“Assume everyone is stupid, distracted or out to get you,” I told my 14-year-old daughter the other day, as she steered us through West Omaha traffic. We were continuing our odyssey toward achieving a level of comfort with her behind the wheel.
She was driving down a busy street and into a parking lot, and I wanted her to know that danger could appear out of almost anywhere. That guy driving beside you? He could suddenly switch lanes or unexpectedly jam on his brakes. That lady approaching the intersection? Don’t assume that she’s going to yield to you. Don’t trust anyone. Assume the worst, and be prepared for it.
That is exactly how we should drive, and exactly opposite of how we should live, but how often do we live like we drive?
Maybe a friend doesn’t immediately return our call, and we assume that there is tension in the friendship.

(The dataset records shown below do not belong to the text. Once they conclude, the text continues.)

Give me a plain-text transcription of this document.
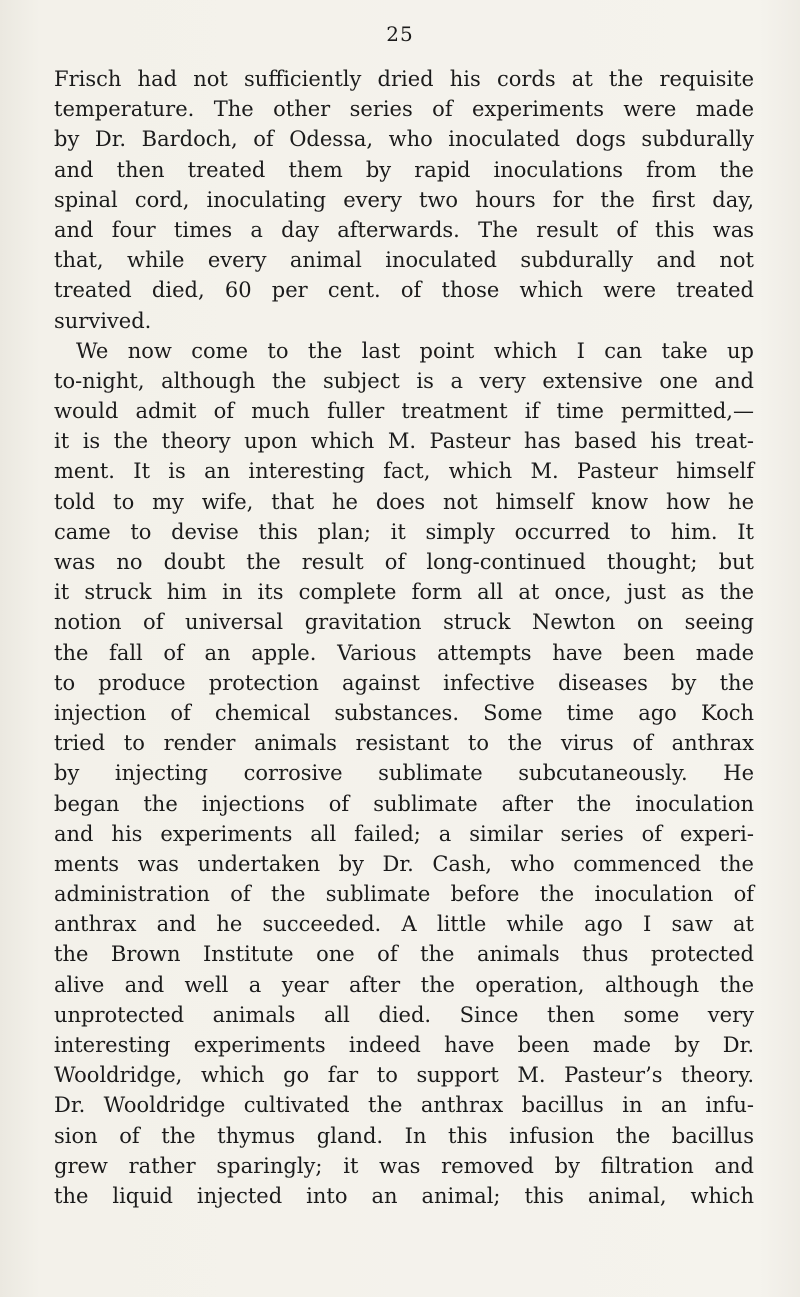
25
Frisch had not sufficiently dried his cords at the requisite
temperature. The other series of experiments were made
by Dr. Bardoch, of Odessa, who inoculated dogs subdurally
and then treated them by rapid inoculations from the
spinal cord, inoculating every two hours for the first day,
and four times a day afterwards. The result of this was
that, while every animal inoculated subdurally and not
treated died, 60 per cent. of those which were treated
survived.
We now come to the last point which I can take up
to-night, although the subject is a very extensive one and
would admit of much fuller treatment if time permitted,—
it is the theory upon which M. Pasteur has based his treat-
ment. It is an interesting fact, which M. Pasteur himself
told to my wife, that he does not himself know how he
came to devise this plan; it simply occurred to him. It
was no doubt the result of long-continued thought; but
it struck him in its complete form all at once, just as the
notion of universal gravitation struck Newton on seeing
the fall of an apple. Various attempts have been made
to produce protection against infective diseases by the
injection of chemical substances. Some time ago Koch
tried to render animals resistant to the virus of anthrax
by injecting corrosive sublimate subcutaneously. He
began the injections of sublimate after the inoculation
and his experiments all failed; a similar series of experi-
ments was undertaken by Dr. Cash, who commenced the
administration of the sublimate before the inoculation of
anthrax and he succeeded. A little while ago I saw at
the Brown Institute one of the animals thus protected
alive and well a year after the operation, although the
unprotected animals all died. Since then some very
interesting experiments indeed have been made by Dr.
Wooldridge, which go far to support M. Pasteur’s theory.
Dr. Wooldridge cultivated the anthrax bacillus in an infu-
sion of the thymus gland. In this infusion the bacillus
grew rather sparingly; it was removed by filtration and
the liquid injected into an animal; this animal, which
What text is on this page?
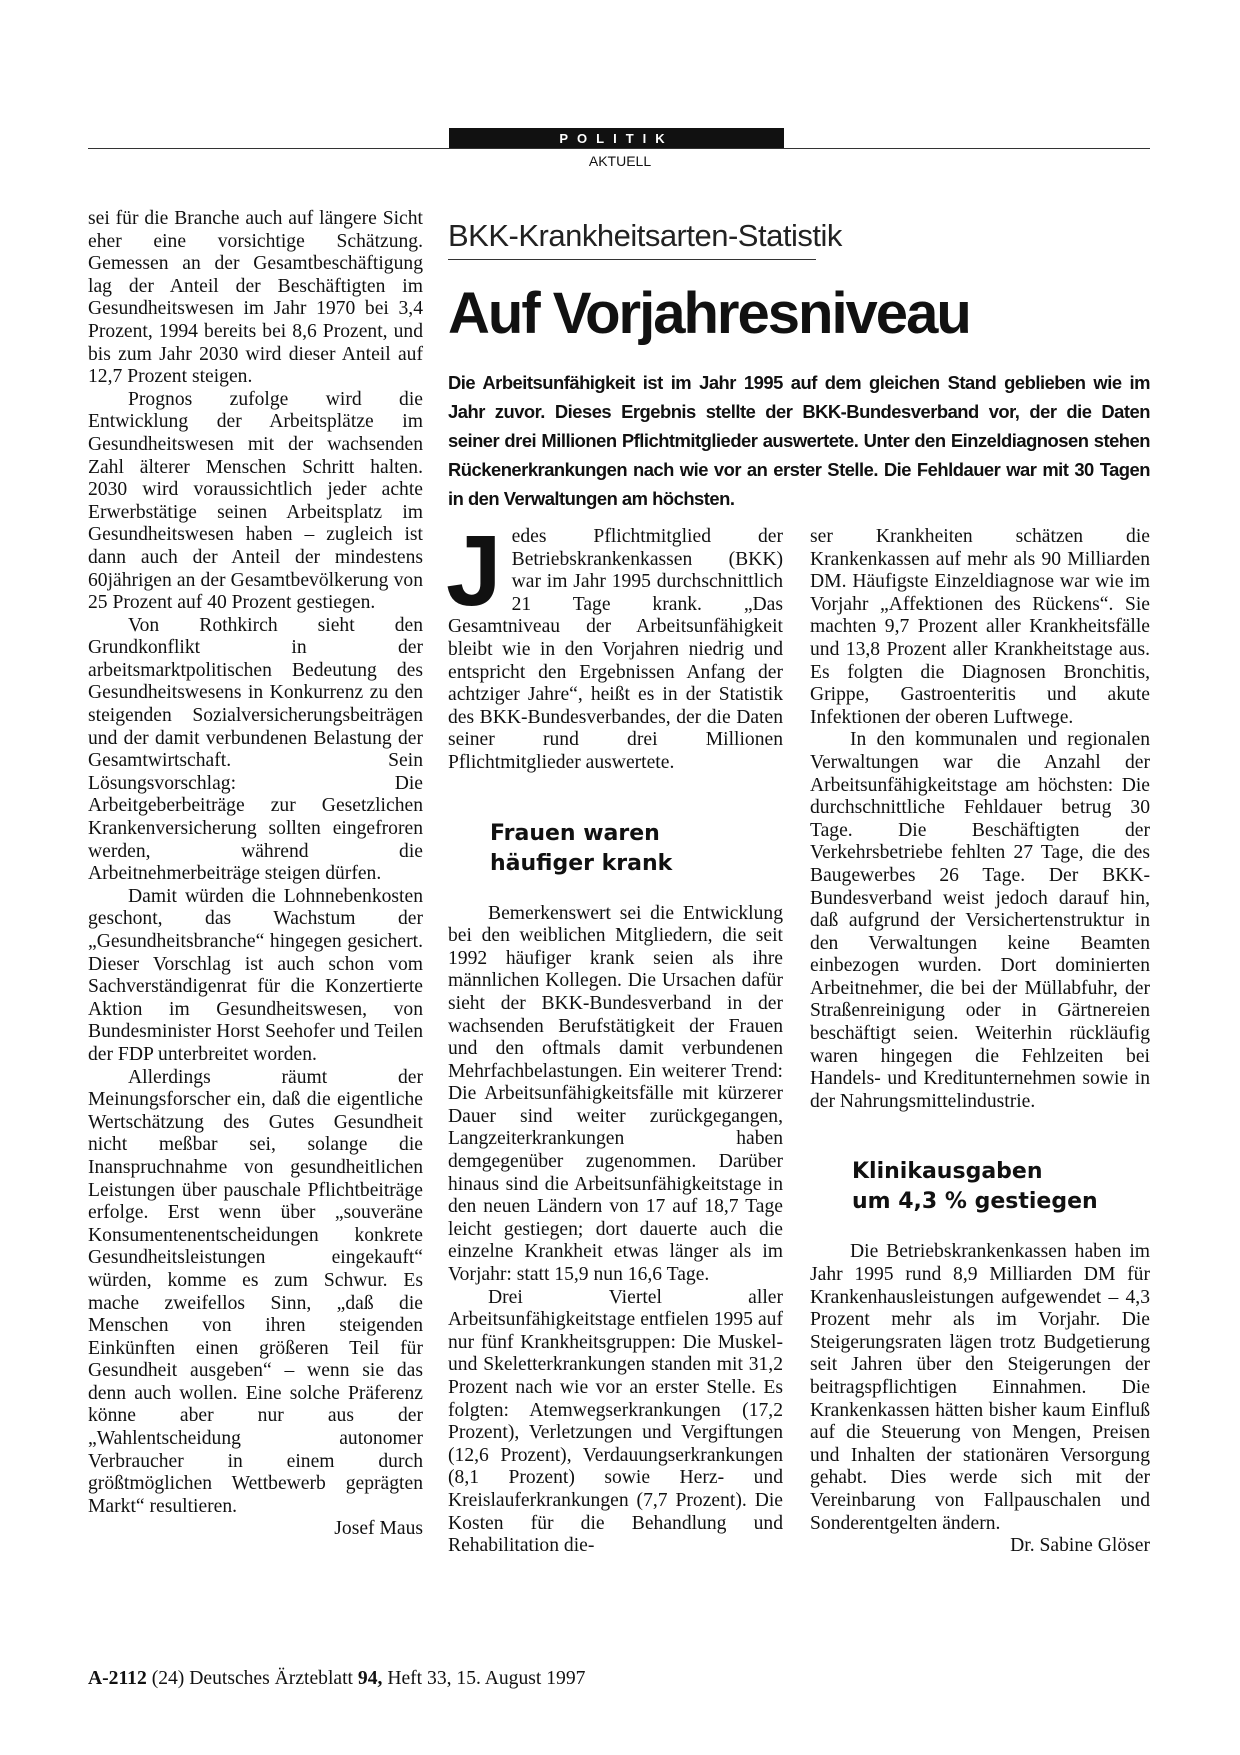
POLITIK
AKTUELL

sei für die Branche auch auf längere Sicht eher eine vorsichtige Schätzung. Gemessen an der Gesamtbeschäftigung lag der Anteil der Beschäftigten im Gesundheitswesen im Jahr 1970 bei 3,4 Prozent, 1994 bereits bei 8,6 Prozent, und bis zum Jahr 2030 wird dieser Anteil auf 12,7 Prozent steigen.

Prognos zufolge wird die Entwicklung der Arbeitsplätze im Gesundheitswesen mit der wachsenden Zahl älterer Menschen Schritt halten. 2030 wird voraussichtlich jeder achte Erwerbstätige seinen Arbeitsplatz im Gesundheitswesen haben – zugleich ist dann auch der Anteil der mindestens 60jährigen an der Gesamtbevölkerung von 25 Prozent auf 40 Prozent gestiegen.

Von Rothkirch sieht den Grundkonflikt in der arbeitsmarktpolitischen Bedeutung des Gesundheitswesens in Konkurrenz zu den steigenden Sozialversicherungsbeiträgen und der damit verbundenen Belastung der Gesamtwirtschaft. Sein Lösungsvorschlag: Die Arbeitgeberbeiträge zur Gesetzlichen Krankenversicherung sollten eingefroren werden, während die Arbeitnehmerbeiträge steigen dürfen.

Damit würden die Lohnnebenkosten geschont, das Wachstum der „Gesundheitsbranche“ hingegen gesichert. Dieser Vorschlag ist auch schon vom Sachverständigenrat für die Konzertierte Aktion im Gesundheitswesen, von Bundesminister Horst Seehofer und Teilen der FDP unterbreitet worden.

Allerdings räumt der Meinungsforscher ein, daß die eigentliche Wertschätzung des Gutes Gesundheit nicht meßbar sei, solange die Inanspruchnahme von gesundheitlichen Leistungen über pauschale Pflichtbeiträge erfolge. Erst wenn über „souveräne Konsumentenentscheidungen konkrete Gesundheitsleistungen eingekauft“ würden, komme es zum Schwur. Es mache zweifellos Sinn, „daß die Menschen von ihren steigenden Einkünften einen größeren Teil für Gesundheit ausgeben“ – wenn sie das denn auch wollen. Eine solche Präferenz könne aber nur aus der „Wahlentscheidung autonomer Verbraucher in einem durch größtmöglichen Wettbewerb geprägten Markt“ resultieren.

Josef Maus

BKK-Krankheitsarten-Statistik
Auf Vorjahresniveau
Die Arbeitsunfähigkeit ist im Jahr 1995 auf dem gleichen Stand geblieben wie im Jahr zuvor. Dieses Ergebnis stellte der BKK-Bundesverband vor, der die Daten seiner drei Millionen Pflichtmitglieder auswertete. Unter den Einzeldiagnosen stehen Rückenerkrankungen nach wie vor an erster Stelle. Die Fehldauer war mit 30 Tagen in den Verwaltungen am höchsten.

Jedes Pflichtmitglied der Betriebskrankenkassen (BKK) war im Jahr 1995 durchschnittlich 21 Tage krank. „Das Gesamtniveau der Arbeitsunfähigkeit bleibt wie in den Vorjahren niedrig und entspricht den Ergebnissen Anfang der achtziger Jahre“, heißt es in der Statistik des BKK-Bundesverbandes, der die Daten seiner rund drei Millionen Pflichtmitglieder auswertete.

Frauen waren
häufiger krank

Bemerkenswert sei die Entwicklung bei den weiblichen Mitgliedern, die seit 1992 häufiger krank seien als ihre männlichen Kollegen. Die Ursachen dafür sieht der BKK-Bundesverband in der wachsenden Berufstätigkeit der Frauen und den oftmals damit verbundenen Mehrfachbelastungen. Ein weiterer Trend: Die Arbeitsunfähigkeitsfälle mit kürzerer Dauer sind weiter zurückgegangen, Langzeiterkrankungen haben demgegenüber zugenommen. Darüber hinaus sind die Arbeitsunfähigkeitstage in den neuen Ländern von 17 auf 18,7 Tage leicht gestiegen; dort dauerte auch die einzelne Krankheit etwas länger als im Vorjahr: statt 15,9 nun 16,6 Tage.

Drei Viertel aller Arbeitsunfähigkeitstage entfielen 1995 auf nur fünf Krankheitsgruppen: Die Muskel- und Skeletterkrankungen standen mit 31,2 Prozent nach wie vor an erster Stelle. Es folgten: Atemwegserkrankungen (17,2 Prozent), Verletzungen und Vergiftungen (12,6 Prozent), Verdauungserkrankungen (8,1 Prozent) sowie Herz- und Kreislauferkrankungen (7,7 Prozent). Die Kosten für die Behandlung und Rehabilitation die-

ser Krankheiten schätzen die Krankenkassen auf mehr als 90 Milliarden DM. Häufigste Einzeldiagnose war wie im Vorjahr „Affektionen des Rückens“. Sie machten 9,7 Prozent aller Krankheitsfälle und 13,8 Prozent aller Krankheitstage aus. Es folgten die Diagnosen Bronchitis, Grippe, Gastroenteritis und akute Infektionen der oberen Luftwege.

In den kommunalen und regionalen Verwaltungen war die Anzahl der Arbeitsunfähigkeitstage am höchsten: Die durchschnittliche Fehldauer betrug 30 Tage. Die Beschäftigten der Verkehrsbetriebe fehlten 27 Tage, die des Baugewerbes 26 Tage. Der BKK-Bundesverband weist jedoch darauf hin, daß aufgrund der Versichertenstruktur in den Verwaltungen keine Beamten einbezogen wurden. Dort dominierten Arbeitnehmer, die bei der Müllabfuhr, der Straßenreinigung oder in Gärtnereien beschäftigt seien. Weiterhin rückläufig waren hingegen die Fehlzeiten bei Handels- und Kreditunternehmen sowie in der Nahrungsmittelindustrie.

Klinikausgaben
um 4,3 % gestiegen

Die Betriebskrankenkassen haben im Jahr 1995 rund 8,9 Milliarden DM für Krankenhausleistungen aufgewendet – 4,3 Prozent mehr als im Vorjahr. Die Steigerungsraten lägen trotz Budgetierung seit Jahren über den Steigerungen der beitragspflichtigen Einnahmen. Die Krankenkassen hätten bisher kaum Einfluß auf die Steuerung von Mengen, Preisen und Inhalten der stationären Versorgung gehabt. Dies werde sich mit der Vereinbarung von Fallpauschalen und Sonderentgelten ändern.

Dr. Sabine Glöser

A-2112 (24) Deutsches Ärzteblatt 94, Heft 33, 15. August 1997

Maybe our boss wants us to meet him in his office at the end of the day, and we’re certain that we’re going to get reprimanded or worse. Maybe we have a headache, but instead of taking an aspirin and relaxing, we head to WebMD and start researching brain cancer.
We’re often looking for trouble that doesn’t exist, and because of that, we’re making ourselves needlessly miserable. If we’re always looking for someone to pull out in front of us, we’ll never enjoy the journey.
I had to get over this when I first start dating my wife nearly 22 years ago. I had experienced a bad break-up of a four-year relationship the year before, and I had promised myself that I wasn’t going to put myself through that again. Everything was going to have to be perfect, I told myself, before I would ever become emotionally attached to another person.
It was far from perfect. She lived in Washington, DC. I lived in Nebraska. I was a teacher. She was a medical student. Our lives were occurring in different places and following different paths. Getting into such a relationship seemed like speeding on an icy road; there were too many things that could go wrong, but instead of slowing down, I stood on the accelerator, and I’m very glad that I did.
The bad break-up I feared never happened, but for the first year, I drove with my foot hovering over the brake. When I should have been feeling contentment and happiness, I felt anxiety and fear. We shouldn’t live like that.
A modicum of caution is essential to an orderly life, but there is a huge difference between expecting the worst and simply acknowledging its existence. We don’t have to scan our yards for prowlers before locking the doors at night. Likewise, we shouldn’t anticipate failure when we’re pursuing success. Failure doesn’t need that advantage.
Kelly is getting much better at driving. Like her older brother who was taught the same lessons when he was learning to drive, she drives with heightened awareness of the potential dangers she might encounter. That will make her a cautious driver – exactly what you want when you hand the keys to a teenager.
There will be dangers in her life off the road too, and I certainly want her to be aware of them, just not looking for them. When we constantly look for trouble, it seems that we usually find it. Part of life’s beauty is that the same is true for hope and inspiration. Expect it and look for it, and you’ll likely find it.